I’ve heard of writers developing their confidence by making a game of collecting rejection letters. For every rejection you get, you could vow to send in at least two other applications, submissions, or pitches. Remember, the more rejections you get, the more resilient you’re becoming, and the more you’re learning.
Keep a positive affirmation swipe file
Our brains actually have a tendency to focus on the negative (it’s called our “negativity bias,” and it’s an instinct designed to protect us from danger), which means that we need to make a conscious effort to remember the positive.

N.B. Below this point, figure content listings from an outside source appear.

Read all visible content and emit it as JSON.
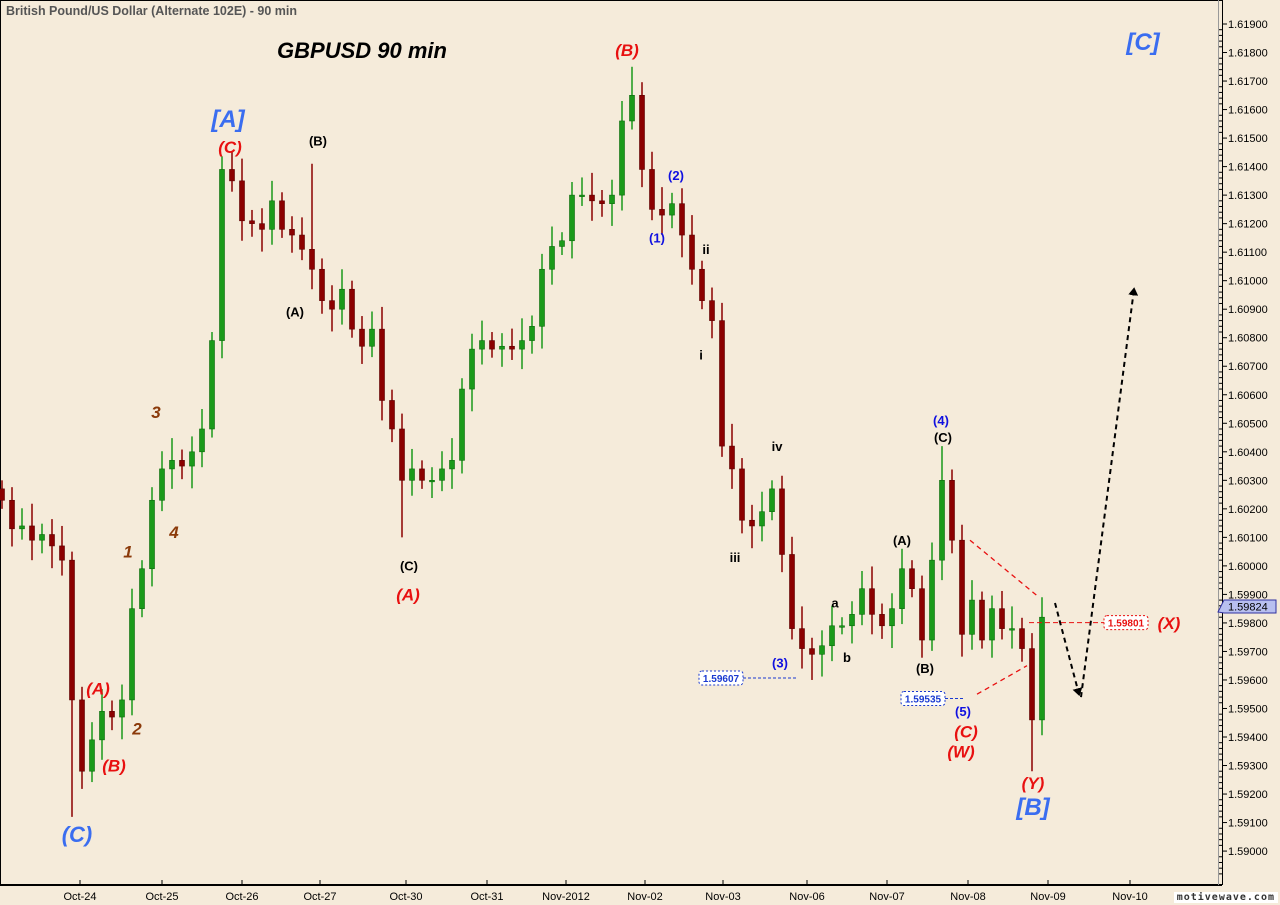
{
  "window_title": "British Pound/US Dollar (Alternate 102E) - 90 min",
  "brand": "motivewave.com",
  "chart_data": {
    "type": "candlestick",
    "title": "GBPUSD  90 min",
    "symbol": "GBPUSD",
    "timeframe": "90 min",
    "ylim": [
      1.5885,
      1.6198
    ],
    "y_ticks": [
      "1.61900",
      "1.61800",
      "1.61700",
      "1.61600",
      "1.61500",
      "1.61400",
      "1.61300",
      "1.61200",
      "1.61100",
      "1.61000",
      "1.60900",
      "1.60800",
      "1.60700",
      "1.60600",
      "1.60500",
      "1.60400",
      "1.60300",
      "1.60200",
      "1.60100",
      "1.60000",
      "1.59900",
      "1.59800",
      "1.59700",
      "1.59600",
      "1.59500",
      "1.59400",
      "1.59300",
      "1.59200",
      "1.59100",
      "1.59000"
    ],
    "x_ticks": [
      {
        "label": "Oct-24",
        "bar": 7.8
      },
      {
        "label": "Oct-25",
        "bar": 16.0
      },
      {
        "label": "Oct-26",
        "bar": 24.0
      },
      {
        "label": "Oct-27",
        "bar": 31.8
      },
      {
        "label": "Oct-30",
        "bar": 40.4
      },
      {
        "label": "Oct-31",
        "bar": 48.5
      },
      {
        "label": "Nov-2012",
        "bar": 56.4
      },
      {
        "label": "Nov-02",
        "bar": 64.3
      },
      {
        "label": "Nov-03",
        "bar": 72.1
      },
      {
        "label": "Nov-06",
        "bar": 80.5
      },
      {
        "label": "Nov-07",
        "bar": 88.5
      },
      {
        "label": "Nov-08",
        "bar": 96.6
      },
      {
        "label": "Nov-09",
        "bar": 104.6
      },
      {
        "label": "Nov-10",
        "bar": 112.8
      }
    ],
    "closes": [
      1.6023,
      1.6013,
      1.6014,
      1.6009,
      1.6011,
      1.6007,
      1.6002,
      1.5953,
      1.5928,
      1.5939,
      1.5949,
      1.5947,
      1.5953,
      1.5985,
      1.5999,
      1.6023,
      1.6034,
      1.6037,
      1.6035,
      1.604,
      1.6048,
      1.6079,
      1.6139,
      1.6135,
      1.6121,
      1.612,
      1.6118,
      1.6128,
      1.6118,
      1.6116,
      1.6111,
      1.6104,
      1.6093,
      1.609,
      1.6097,
      1.6083,
      1.6077,
      1.6083,
      1.6058,
      1.6048,
      1.603,
      1.6034,
      1.603,
      1.603,
      1.6034,
      1.6037,
      1.6062,
      1.6076,
      1.6079,
      1.6076,
      1.6077,
      1.6076,
      1.6079,
      1.6084,
      1.6104,
      1.6112,
      1.6114,
      1.613,
      1.613,
      1.6128,
      1.6127,
      1.613,
      1.6156,
      1.6165,
      1.6139,
      1.6125,
      1.6123,
      1.6127,
      1.6116,
      1.6104,
      1.6093,
      1.6086,
      1.6042,
      1.6034,
      1.6016,
      1.6014,
      1.6019,
      1.6027,
      1.6004,
      1.5978,
      1.5971,
      1.5969,
      1.5972,
      1.5979,
      1.5979,
      1.5983,
      1.5992,
      1.5983,
      1.5979,
      1.5985,
      1.5999,
      1.5992,
      1.5974,
      1.6002,
      1.603,
      1.6009,
      1.5976,
      1.5988,
      1.5974,
      1.5985,
      1.5978,
      1.5978,
      1.5971,
      1.5946,
      1.5982
    ],
    "extreme_wicks": [
      {
        "bar": 7,
        "low": 1.5912
      },
      {
        "bar": 31,
        "high": 1.6141
      },
      {
        "bar": 63,
        "high": 1.6175
      },
      {
        "bar": 40,
        "low": 1.601
      },
      {
        "bar": 94,
        "high": 1.6042
      },
      {
        "bar": 103,
        "low": 1.5928
      },
      {
        "bar": 81,
        "low": 1.596
      }
    ],
    "up_color": "#1a9a1a",
    "down_color": "#8b0000",
    "current_price": "1.59824",
    "wave_labels": [
      {
        "text": "[C]",
        "color": "#3a6df0",
        "bar": 114.3,
        "price": 1.6184,
        "size": "xl"
      },
      {
        "text": "[A]",
        "color": "#3a6df0",
        "bar": 22.8,
        "price": 1.6157,
        "size": "xl"
      },
      {
        "text": "(C)",
        "color": "#e81010",
        "bar": 23.0,
        "price": 1.6147,
        "size": "m"
      },
      {
        "text": "(B)",
        "color": "#000000",
        "bar": 31.8,
        "price": 1.6149,
        "size": "s"
      },
      {
        "text": "(B)",
        "color": "#e81010",
        "bar": 62.7,
        "price": 1.6181,
        "size": "m"
      },
      {
        "text": "(2)",
        "color": "#1010e0",
        "bar": 67.6,
        "price": 1.6137,
        "size": "s"
      },
      {
        "text": "(1)",
        "color": "#1010e0",
        "bar": 65.7,
        "price": 1.6115,
        "size": "s"
      },
      {
        "text": "ii",
        "color": "#000000",
        "bar": 70.6,
        "price": 1.6111,
        "size": "s"
      },
      {
        "text": "i",
        "color": "#000000",
        "bar": 70.1,
        "price": 1.6074,
        "size": "s"
      },
      {
        "text": "(A)",
        "color": "#000000",
        "bar": 29.5,
        "price": 1.6089,
        "size": "s"
      },
      {
        "text": "3",
        "color": "#8b3a0a",
        "bar": 15.6,
        "price": 1.6054,
        "size": "m"
      },
      {
        "text": "4",
        "color": "#8b3a0a",
        "bar": 17.4,
        "price": 1.6012,
        "size": "m"
      },
      {
        "text": "1",
        "color": "#8b3a0a",
        "bar": 12.8,
        "price": 1.6005,
        "size": "m"
      },
      {
        "text": "2",
        "color": "#8b3a0a",
        "bar": 13.7,
        "price": 1.5943,
        "size": "m"
      },
      {
        "text": "(A)",
        "color": "#e81010",
        "bar": 9.8,
        "price": 1.5957,
        "size": "m"
      },
      {
        "text": "(B)",
        "color": "#e81010",
        "bar": 11.4,
        "price": 1.593,
        "size": "m"
      },
      {
        "text": "(C)",
        "color": "#3a6df0",
        "bar": 7.7,
        "price": 1.5906,
        "size": "l"
      },
      {
        "text": "(C)",
        "color": "#000000",
        "bar": 40.9,
        "price": 1.6,
        "size": "s"
      },
      {
        "text": "(A)",
        "color": "#e81010",
        "bar": 40.8,
        "price": 1.599,
        "size": "m"
      },
      {
        "text": "iv",
        "color": "#000000",
        "bar": 77.7,
        "price": 1.6042,
        "size": "s"
      },
      {
        "text": "iii",
        "color": "#000000",
        "bar": 73.5,
        "price": 1.6003,
        "size": "s"
      },
      {
        "text": "(3)",
        "color": "#1010e0",
        "bar": 78.0,
        "price": 1.5966,
        "size": "s"
      },
      {
        "text": "a",
        "color": "#000000",
        "bar": 83.5,
        "price": 1.5987,
        "size": "s"
      },
      {
        "text": "b",
        "color": "#000000",
        "bar": 84.7,
        "price": 1.5968,
        "size": "s"
      },
      {
        "text": "(4)",
        "color": "#1010e0",
        "bar": 94.1,
        "price": 1.6051,
        "size": "s"
      },
      {
        "text": "(C)",
        "color": "#000000",
        "bar": 94.3,
        "price": 1.6045,
        "size": "s"
      },
      {
        "text": "(A)",
        "color": "#000000",
        "bar": 90.2,
        "price": 1.6009,
        "size": "s"
      },
      {
        "text": "(B)",
        "color": "#000000",
        "bar": 92.5,
        "price": 1.5964,
        "size": "s"
      },
      {
        "text": "(5)",
        "color": "#1010e0",
        "bar": 96.3,
        "price": 1.5949,
        "size": "s"
      },
      {
        "text": "(C)",
        "color": "#e81010",
        "bar": 96.6,
        "price": 1.5942,
        "size": "m"
      },
      {
        "text": "(W)",
        "color": "#e81010",
        "bar": 96.1,
        "price": 1.5935,
        "size": "m"
      },
      {
        "text": "(Y)",
        "color": "#e81010",
        "bar": 103.3,
        "price": 1.5924,
        "size": "m"
      },
      {
        "text": "[B]",
        "color": "#3a6df0",
        "bar": 103.3,
        "price": 1.5917,
        "size": "xl"
      },
      {
        "text": "(X)",
        "color": "#e81010",
        "bar": 116.9,
        "price": 1.598,
        "size": "m"
      }
    ],
    "price_markers": [
      {
        "text": "1.59607",
        "color": "#1a3ad0",
        "price": 1.59607,
        "bar": 71.9,
        "line_to_bar": 79.5
      },
      {
        "text": "1.59535",
        "color": "#1a3ad0",
        "price": 1.59535,
        "bar": 92.1,
        "line_to_bar": 96.3
      },
      {
        "text": "1.59801",
        "color": "#e81010",
        "price": 1.59801,
        "bar": 112.4,
        "line_from_bar": 102.7
      }
    ],
    "trend_lines": [
      {
        "color": "#e81010",
        "from": [
          96.8,
          1.6009
        ],
        "to": [
          103.7,
          1.5989
        ],
        "arrow": false
      },
      {
        "color": "#e81010",
        "from": [
          97.5,
          1.5955
        ],
        "to": [
          102.5,
          1.5965
        ],
        "arrow": false
      },
      {
        "color": "#000000",
        "from": [
          105.3,
          1.5987
        ],
        "to": [
          107.7,
          1.5955
        ],
        "arrow": true
      },
      {
        "color": "#000000",
        "from": [
          107.9,
          1.5954
        ],
        "to": [
          113.2,
          1.6097
        ],
        "arrow": true
      }
    ]
  }
}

I know it sounds a bit cheesy, and maybe even slightly self-indulgent, but I love encouraging people to keep a “personal positive affirmation swipe file.” Any time you get a piece of feedback that makes you glow, put it into your swipe file, so that you can come back to it when you need a confidence boost. Over time, you might start to see a pattern in the positive feedback, affirming your vocation. Whenever you’re struggling or feeling mired in self-doubt, affirmations can help you remember whom your work has touched and who appreciates what you’re doing and the way you’re doing it.
True confidence, after all, isn’t the same thing as arrogance or thinking that you know it all. It’s the ability to keep trying and growing — to face your fears and live in a way that honors the purpose and gifts you were uniquely created with.